Oceanic oxygen depletion, also referred to as hypoxia, is immediately triggered by blooms of phytoplankton. As the algae sink and decompose, they deprive the water of oxygen. However, the underlying causes of these blooms are less clear.

Until Wednesday’s study, the most widely-known dead zone in the geologic history of the North Pacific was the one that occurred after the last Ice Age, when the melting of glaciers flooded the ocean with fresh water. However, the researchers were able to discover evidence for earlier North Pacific dead zones for the first time.

To do this, they drilled a sediment core from the sea bed of the Bering Sea and analyzed it, as Science Alert explained. They looked for “laminated” layers in the sediment, meaning evidence that sediment had been deposited without any living creatures. Using this technique, they found evidence of 27 different dead zones over the past 1.2 million years, suggesting these events were relatively common during the Pleistocene. These events lasted anywhere from less than a thousand years to nearly 40 millenia. Because the sediment core the researchers studied was sourced from the Bering Sea, they do not know how much ocean the dead zones covered.

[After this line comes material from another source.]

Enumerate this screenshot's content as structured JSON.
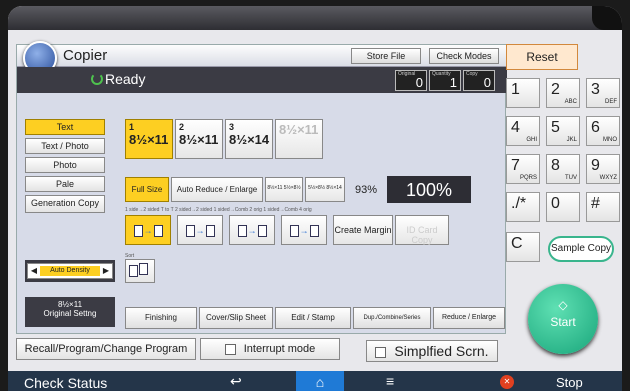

What they do know is that these events do not need a massive trigger, such as the sudden influx of fresh water at the end of the Ice Age.

“It doesn’t take a huge perturbation like melting ice sheets for this to happen,” Ravelo said. “These abrupt hypoxic events are actually common in the geologic record, and they are not typically associated with deglaciation. They almost always happen during the warm interglacial periods, like the one we’re in now.”

This is concerning, because two of the factors that seem to trigger dead zones historically are warmer waters and higher sea levels, both factors that will be increased by the climate crisis. Another factor historically was the presence of iron, which encourages algae and can enter the ocean due to changes in circulation and higher sea levels. Today, warmer ocean temperatures have already been linked to increased dead zones, as has nutrient pollution from agricultural runoff, which feeds algae.

“It is essential to understand whether climate change is pushing the oceans toward a ‘tipping point’ for abrupt and severe hypoxia that would destroy ecosystems, food sources, and economies,” study leader and UCSC graduate student Karla Knudson said in the press release.